Pasture Raised Pork shoulder is quite possibly one of the most decadent cuts of this ' other white meat'. A short prep followed by a long, slow cook makes this dish not only delicious but doable!
Ingredients
4 pound pork shoulder or butt
2 tablespoons lard (both from pasture fed pigs)
1 large yellow onion, chopped
1 Tablespoon cumin
1 lime, juiced
1 orange, juiced
3-4 cups strained bone broth
½ cup tequila or mezcal
2 large, ripe tomatoes
Red onion, minced, for garnish
Jalapenos, to taste, for garnish
Cilantro,minced, for garnish
Instructions
Heat oven to 300
Cut pork into evenly sized cubes
Pat dry with paper towels
Heat lard in Dutch oven over medium
Add pork in batches and brown evenly on all sides, working in batches
Remove pork from skillet and add onion to saute until browned
Add cumin, lime and orange (including the spent peels), broth, liquor and tomato
Place pork back into Dutch oven
Bring to simmer over medium
Cover with foil then lid and transfer from stove top to oven
Cook, stirring occasionally, for 6-8 hours
Remove from oven
Change setting on oven to broil
Using a slotted spoon, remove pork and place on work surface (reserve liquid)

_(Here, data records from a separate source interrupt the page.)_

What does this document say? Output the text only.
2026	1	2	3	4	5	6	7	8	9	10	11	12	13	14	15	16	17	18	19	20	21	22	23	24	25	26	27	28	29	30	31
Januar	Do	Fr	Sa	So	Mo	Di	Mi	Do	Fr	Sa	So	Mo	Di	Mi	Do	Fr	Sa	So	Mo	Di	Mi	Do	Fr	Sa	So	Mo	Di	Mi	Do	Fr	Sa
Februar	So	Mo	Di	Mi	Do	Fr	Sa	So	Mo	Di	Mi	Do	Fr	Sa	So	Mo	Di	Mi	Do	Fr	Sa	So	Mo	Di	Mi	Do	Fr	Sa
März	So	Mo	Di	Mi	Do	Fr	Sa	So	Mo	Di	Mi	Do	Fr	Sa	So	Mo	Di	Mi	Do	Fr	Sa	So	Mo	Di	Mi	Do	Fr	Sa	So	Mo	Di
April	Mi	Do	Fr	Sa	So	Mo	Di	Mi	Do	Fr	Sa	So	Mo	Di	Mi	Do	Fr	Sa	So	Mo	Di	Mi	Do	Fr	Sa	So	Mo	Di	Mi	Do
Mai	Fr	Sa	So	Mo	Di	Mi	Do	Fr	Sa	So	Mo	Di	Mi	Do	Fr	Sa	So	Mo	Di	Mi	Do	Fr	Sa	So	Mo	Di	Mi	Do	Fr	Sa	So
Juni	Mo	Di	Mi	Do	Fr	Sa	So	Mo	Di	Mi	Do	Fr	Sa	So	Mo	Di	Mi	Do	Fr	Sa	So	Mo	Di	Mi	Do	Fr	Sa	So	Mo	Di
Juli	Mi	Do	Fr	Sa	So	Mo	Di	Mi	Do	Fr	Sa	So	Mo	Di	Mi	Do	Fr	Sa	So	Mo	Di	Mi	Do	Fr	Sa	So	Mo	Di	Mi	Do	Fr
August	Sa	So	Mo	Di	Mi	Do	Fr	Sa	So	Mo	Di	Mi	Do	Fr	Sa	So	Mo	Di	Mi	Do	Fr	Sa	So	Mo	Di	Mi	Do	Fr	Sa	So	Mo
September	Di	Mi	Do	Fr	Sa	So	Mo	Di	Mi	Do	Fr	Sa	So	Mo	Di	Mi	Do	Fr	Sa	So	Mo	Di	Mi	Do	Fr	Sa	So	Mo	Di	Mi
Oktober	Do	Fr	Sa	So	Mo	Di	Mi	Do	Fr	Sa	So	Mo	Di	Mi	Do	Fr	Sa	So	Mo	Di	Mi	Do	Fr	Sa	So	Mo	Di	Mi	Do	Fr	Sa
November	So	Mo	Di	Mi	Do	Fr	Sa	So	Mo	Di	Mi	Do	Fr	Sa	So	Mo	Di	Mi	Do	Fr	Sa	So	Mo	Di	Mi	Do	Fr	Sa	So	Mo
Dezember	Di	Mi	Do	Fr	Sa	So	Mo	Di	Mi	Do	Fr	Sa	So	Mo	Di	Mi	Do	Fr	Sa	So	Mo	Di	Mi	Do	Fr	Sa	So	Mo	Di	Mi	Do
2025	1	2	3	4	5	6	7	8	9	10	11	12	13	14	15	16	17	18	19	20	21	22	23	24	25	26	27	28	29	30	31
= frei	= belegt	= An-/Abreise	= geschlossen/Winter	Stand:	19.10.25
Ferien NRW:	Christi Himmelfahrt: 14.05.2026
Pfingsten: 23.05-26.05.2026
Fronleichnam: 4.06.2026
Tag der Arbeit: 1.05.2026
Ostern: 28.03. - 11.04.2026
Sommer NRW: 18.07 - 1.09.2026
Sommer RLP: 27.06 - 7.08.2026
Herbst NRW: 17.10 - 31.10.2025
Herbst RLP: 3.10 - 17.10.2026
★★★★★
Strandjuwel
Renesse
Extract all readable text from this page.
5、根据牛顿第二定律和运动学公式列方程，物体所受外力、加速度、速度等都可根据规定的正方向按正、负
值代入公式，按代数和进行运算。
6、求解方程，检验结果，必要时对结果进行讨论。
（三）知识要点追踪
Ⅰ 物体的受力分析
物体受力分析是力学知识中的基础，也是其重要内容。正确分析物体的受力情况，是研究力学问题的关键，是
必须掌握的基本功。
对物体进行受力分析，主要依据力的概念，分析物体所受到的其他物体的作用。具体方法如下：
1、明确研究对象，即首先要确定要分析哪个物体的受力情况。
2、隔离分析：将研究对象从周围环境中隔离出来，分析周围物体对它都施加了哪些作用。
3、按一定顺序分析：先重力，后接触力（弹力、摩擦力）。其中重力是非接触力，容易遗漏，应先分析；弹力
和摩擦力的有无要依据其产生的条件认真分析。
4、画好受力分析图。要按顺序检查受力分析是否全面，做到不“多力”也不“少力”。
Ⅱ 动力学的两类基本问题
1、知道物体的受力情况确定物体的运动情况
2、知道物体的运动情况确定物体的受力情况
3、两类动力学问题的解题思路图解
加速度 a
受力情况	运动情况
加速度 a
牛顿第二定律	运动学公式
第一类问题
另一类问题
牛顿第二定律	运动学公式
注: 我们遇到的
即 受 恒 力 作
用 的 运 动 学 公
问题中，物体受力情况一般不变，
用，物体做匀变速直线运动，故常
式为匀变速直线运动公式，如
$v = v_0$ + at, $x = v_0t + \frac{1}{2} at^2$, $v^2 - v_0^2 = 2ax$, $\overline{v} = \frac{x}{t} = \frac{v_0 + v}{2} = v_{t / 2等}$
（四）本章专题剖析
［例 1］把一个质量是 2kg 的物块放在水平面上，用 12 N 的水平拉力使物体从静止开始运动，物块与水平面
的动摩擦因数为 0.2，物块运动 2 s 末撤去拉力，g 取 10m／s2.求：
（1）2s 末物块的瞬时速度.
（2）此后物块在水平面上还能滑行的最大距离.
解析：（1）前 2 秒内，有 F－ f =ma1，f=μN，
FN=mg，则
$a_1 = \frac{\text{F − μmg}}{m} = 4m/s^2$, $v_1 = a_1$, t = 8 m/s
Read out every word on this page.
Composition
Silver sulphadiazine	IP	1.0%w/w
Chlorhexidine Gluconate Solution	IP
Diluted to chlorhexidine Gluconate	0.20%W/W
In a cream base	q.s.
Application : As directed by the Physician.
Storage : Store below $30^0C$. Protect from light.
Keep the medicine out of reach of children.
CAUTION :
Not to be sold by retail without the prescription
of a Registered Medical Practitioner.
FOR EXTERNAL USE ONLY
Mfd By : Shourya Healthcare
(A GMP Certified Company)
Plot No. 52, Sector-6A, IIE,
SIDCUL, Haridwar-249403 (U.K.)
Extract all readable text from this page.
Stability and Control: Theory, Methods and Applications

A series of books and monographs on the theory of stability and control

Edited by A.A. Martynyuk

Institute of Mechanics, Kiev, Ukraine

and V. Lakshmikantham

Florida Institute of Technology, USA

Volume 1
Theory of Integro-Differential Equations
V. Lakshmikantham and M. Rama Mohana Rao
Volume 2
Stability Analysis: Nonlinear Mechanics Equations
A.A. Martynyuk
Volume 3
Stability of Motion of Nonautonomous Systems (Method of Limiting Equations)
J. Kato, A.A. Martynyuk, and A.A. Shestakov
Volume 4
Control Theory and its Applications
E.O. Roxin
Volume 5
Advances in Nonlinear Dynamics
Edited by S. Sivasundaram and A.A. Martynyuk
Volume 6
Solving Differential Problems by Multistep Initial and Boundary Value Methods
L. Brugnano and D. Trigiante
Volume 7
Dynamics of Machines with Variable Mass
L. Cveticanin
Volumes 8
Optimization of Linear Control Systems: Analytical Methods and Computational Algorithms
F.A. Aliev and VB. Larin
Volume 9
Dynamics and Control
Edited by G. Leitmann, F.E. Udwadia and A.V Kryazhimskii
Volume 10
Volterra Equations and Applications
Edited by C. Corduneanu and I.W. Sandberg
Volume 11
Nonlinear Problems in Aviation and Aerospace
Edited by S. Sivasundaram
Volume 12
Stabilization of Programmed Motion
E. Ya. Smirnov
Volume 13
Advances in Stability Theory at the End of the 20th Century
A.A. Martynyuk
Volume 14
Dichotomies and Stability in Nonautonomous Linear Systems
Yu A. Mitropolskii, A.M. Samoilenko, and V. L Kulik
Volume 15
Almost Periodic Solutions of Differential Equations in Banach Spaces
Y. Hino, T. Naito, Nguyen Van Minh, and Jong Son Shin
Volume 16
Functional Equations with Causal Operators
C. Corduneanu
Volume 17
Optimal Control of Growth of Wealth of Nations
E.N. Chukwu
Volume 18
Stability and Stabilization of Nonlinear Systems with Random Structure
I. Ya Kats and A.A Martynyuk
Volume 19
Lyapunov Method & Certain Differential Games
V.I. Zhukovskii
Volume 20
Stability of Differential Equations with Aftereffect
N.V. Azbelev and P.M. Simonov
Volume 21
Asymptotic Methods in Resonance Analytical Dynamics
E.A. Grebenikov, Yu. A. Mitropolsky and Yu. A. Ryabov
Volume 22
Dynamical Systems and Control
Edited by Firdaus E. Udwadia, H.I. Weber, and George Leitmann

Using two forks, shred pork
Place on wire rack on top of glass or ceramic baking sheet
Broil 2 -3 minutes to brown, stirring occasionally
Place meat on platter, garnished with onion, cilantro and jalapeƱos
Serve with your favorite steamed veggies, topped with some of the reserved liquid (save the rest for a base for soup!